Logging initialized using configuration in jar:file:/usr/lib/hive/lib/hive-common-1.1.0-cdh5.4.0.jar!/
WARNING: Hive CLI is deprecated and migration to Beeline is recommended.
    > (
    >    id INT,
    >    naam STRING
    > )
    > LOCATION '/user/cloudera/invoer';
Time taken: 0.772 seconds

However, in that case, a directory is used to indicate where the data come from.

A slightly differnt way is to use the load command that loads data directly into a Hive default database. Let us assume, we have on Linux a file that is called invoer4.txt and which reads:

[cloudera@quickstart ~]$ cat invoer4.txt
2	tom
3	ine
[cloudera@quickstart ~]$ 


This file can be loaded into a Hive database in two steps:
Step1: start Hive and create a table.
Step2: load the data into the Hive table.
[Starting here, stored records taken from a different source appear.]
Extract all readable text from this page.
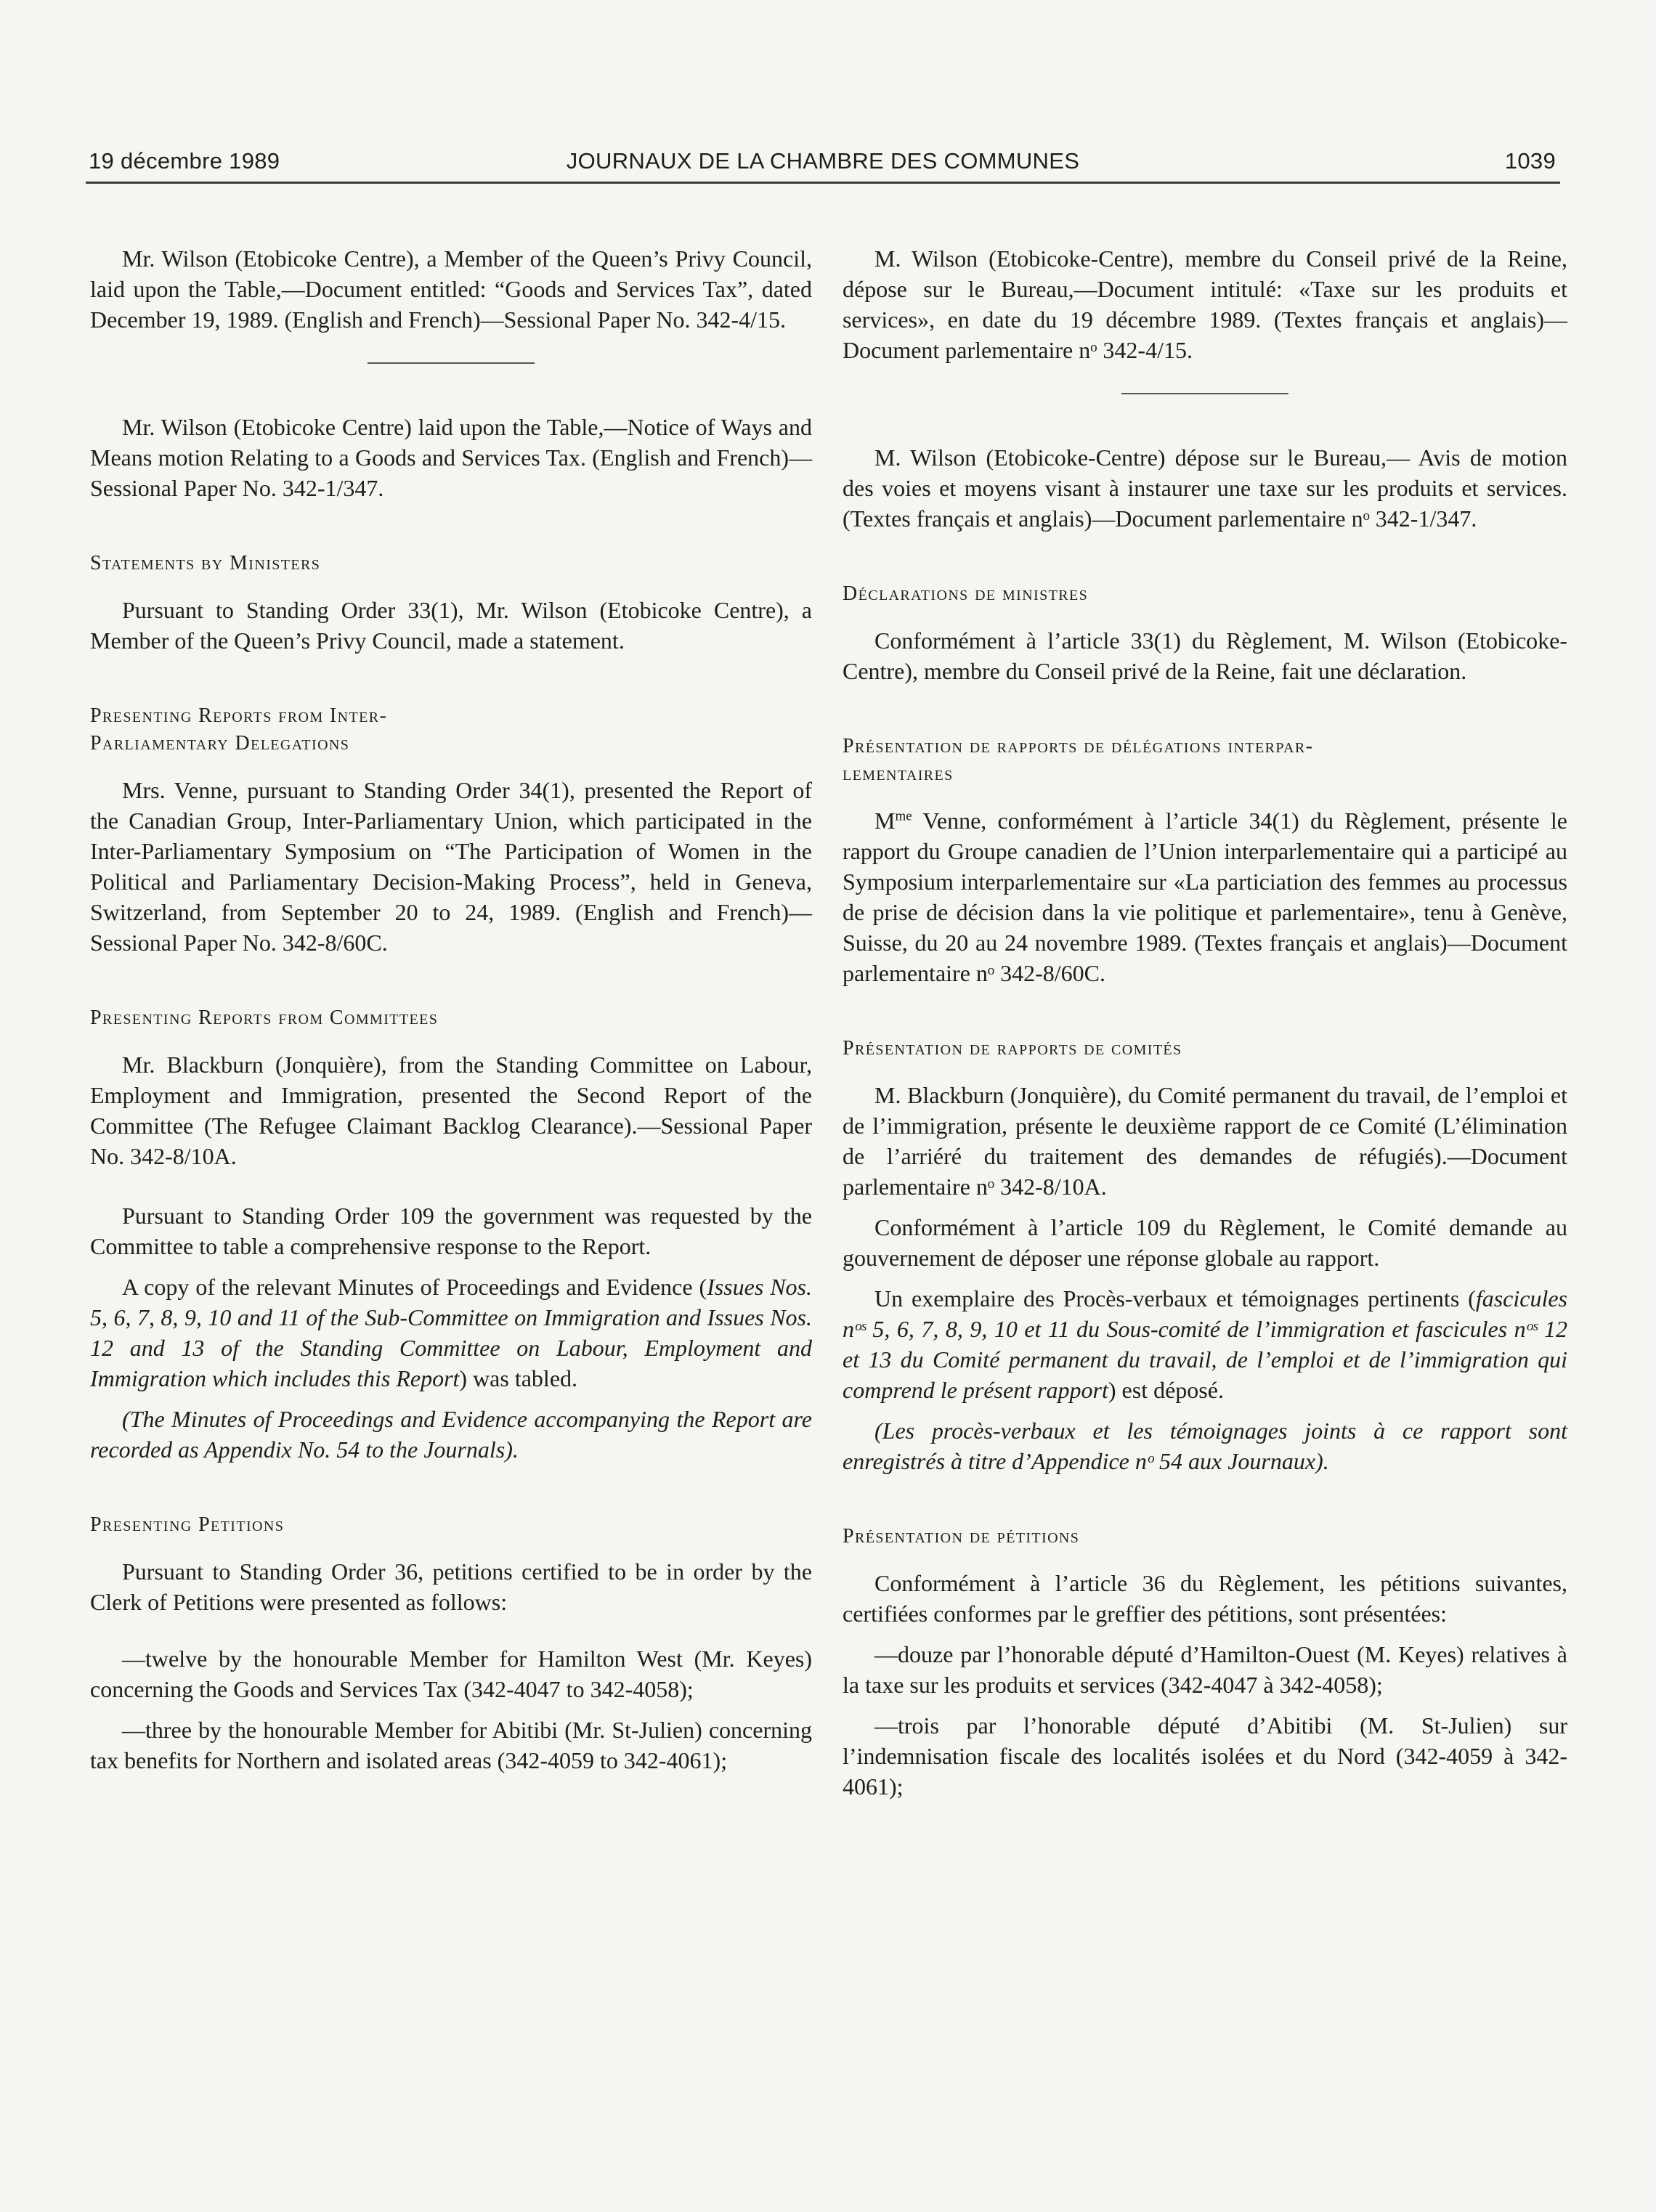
19 décembre 1989	JOURNAUX DE LA CHAMBRE DES COMMUNES	1039

Mr. Wilson (Etobicoke Centre), a Member of the Queen’s Privy Council, laid upon the Table,—Document entitled: “Goods and Services Tax”, dated December 19, 1989. (English and French)—Sessional Paper No. 342-4/15.

Mr. Wilson (Etobicoke Centre) laid upon the Table,—Notice of Ways and Means motion Relating to a Goods and Services Tax. (English and French)—Sessional Paper No. 342-1/347.

Statements by Ministers

Pursuant to Standing Order 33(1), Mr. Wilson (Etobicoke Centre), a Member of the Queen’s Privy Council, made a statement.

Presenting Reports from Inter-
Parliamentary Delegations

Mrs. Venne, pursuant to Standing Order 34(1), presented the Report of the Canadian Group, Inter-Parliamentary Union, which participated in the Inter-Parliamentary Symposium on “The Participation of Women in the Political and Parliamentary Decision-Making Process”, held in Geneva, Switzerland, from September 20 to 24, 1989. (English and French)—Sessional Paper No. 342-8/60C.

Presenting Reports from Committees

Mr. Blackburn (Jonquière), from the Standing Committee on Labour, Employment and Immigration, presented the Second Report of the Committee (The Refugee Claimant Backlog Clearance).—Sessional Paper No. 342-8/10A.

Pursuant to Standing Order 109 the government was requested by the Committee to table a comprehensive response to the Report.

A copy of the relevant Minutes of Proceedings and Evidence (Issues Nos. 5, 6, 7, 8, 9, 10 and 11 of the Sub-Committee on Immigration and Issues Nos. 12 and 13 of the Standing Committee on Labour, Employment and Immigration which includes this Report) was tabled.

(The Minutes of Proceedings and Evidence accompanying the Report are recorded as Appendix No. 54 to the Journals).

Presenting Petitions

Pursuant to Standing Order 36, petitions certified to be in order by the Clerk of Petitions were presented as follows:

—twelve by the honourable Member for Hamilton West (Mr. Keyes) concerning the Goods and Services Tax (342-4047 to 342-4058);

—three by the honourable Member for Abitibi (Mr. St-Julien) concerning tax benefits for Northern and isolated areas (342-4059 to 342-4061);

M. Wilson (Etobicoke-Centre), membre du Conseil privé de la Reine, dépose sur le Bureau,—Document intitulé: «Taxe sur les produits et services», en date du 19 décembre 1989. (Textes français et anglais)—Document parlementaire nᵒ 342-4/15.

M. Wilson (Etobicoke-Centre) dépose sur le Bureau,— Avis de motion des voies et moyens visant à instaurer une taxe sur les produits et services. (Textes français et anglais)—Document parlementaire nᵒ 342-1/347.

Déclarations de ministres

Conformément à l’article 33(1) du Règlement, M. Wilson (Etobicoke-Centre), membre du Conseil privé de la Reine, fait une déclaration.

Présentation de rapports de délégations interpar-
lementaires

$M^{me}$ Venne, conformément à l’article 34(1) du Règlement, présente le rapport du Groupe canadien de l’Union interparlementaire qui a participé au Symposium interparlementaire sur «La particiation des femmes au processus de prise de décision dans la vie politique et parlementaire», tenu à Genève, Suisse, du 20 au 24 novembre 1989. (Textes français et anglais)—Document parlementaire nᵒ 342-8/60C.

Présentation de rapports de comités

M. Blackburn (Jonquière), du Comité permanent du travail, de l’emploi et de l’immigration, présente le deuxième rapport de ce Comité (L’élimination de l’arriéré du traitement des demandes de réfugiés).—Document parlementaire nᵒ 342-8/10A.

Conformément à l’article 109 du Règlement, le Comité demande au gouvernement de déposer une réponse globale au rapport.

Un exemplaire des Procès-verbaux et témoignages pertinents (fascicules nᵒˢ 5, 6, 7, 8, 9, 10 et 11 du Sous-comité de l’immigration et fascicules nᵒˢ 12 et 13 du Comité permanent du travail, de l’emploi et de l’immigration qui comprend le présent rapport) est déposé.

(Les procès-verbaux et les témoignages joints à ce rapport sont enregistrés à titre d’Appendice nᵒ 54 aux Journaux).

Présentation de pétitions

Conformément à l’article 36 du Règlement, les pétitions suivantes, certifiées conformes par le greffier des pétitions, sont présentées:

—douze par l’honorable député d’Hamilton-Ouest (M. Keyes) relatives à la taxe sur les produits et services (342-4047 à 342-4058);

—trois par l’honorable député d’Abitibi (M. St-Julien) sur l’indemnisation fiscale des localités isolées et du Nord (342-4059 à 342-4061);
hive> create table invoer4(k string, v string)row format delimited fields terminated by '\t'  stored as textfile;
Time taken: 0.785 seconds
hive> load data local inpath '/home/cloudera/invoer4.txt'  into table invoer4;
Loading data to table default.invoer4
Table default.invoer4 stats: [numFiles=1, totalSize=12]
Time taken: 0.603 seconds

In that case, the data are stored in a table – not as an external file as above.
This can be assessed if we see on the hdfs platform a file like: /user/hive/warehouse/invoer4/invoer4.txt. This is a copy that results from load command as given by hive.

As the data are now defined in Hive/ Impala, it is possible to access these data with a client that has a Hive connector. An example is the Oracle SQL Developer, that has a Hive connector. Once installed, one may access this file, see:
In this case, I used ordinary SQL to access the table and to fetch the records.

I realise, I use Hive and Impala as synonymns to each other, where they are in reality two different tools. Hive uses the map reduce logic to derive the results, while Impala is able to circumvent this bottleneck by their own deamons. As a result, Impala returns the results faster than Hive. Impala has been designed from its start as a better and faster tool than Hive. Hive (like Pig) is build on Map Reduce. Impala is completely new and is not built on Map Reduce. More information can be found in a wonderful article from Cloudera on Hive and Impala.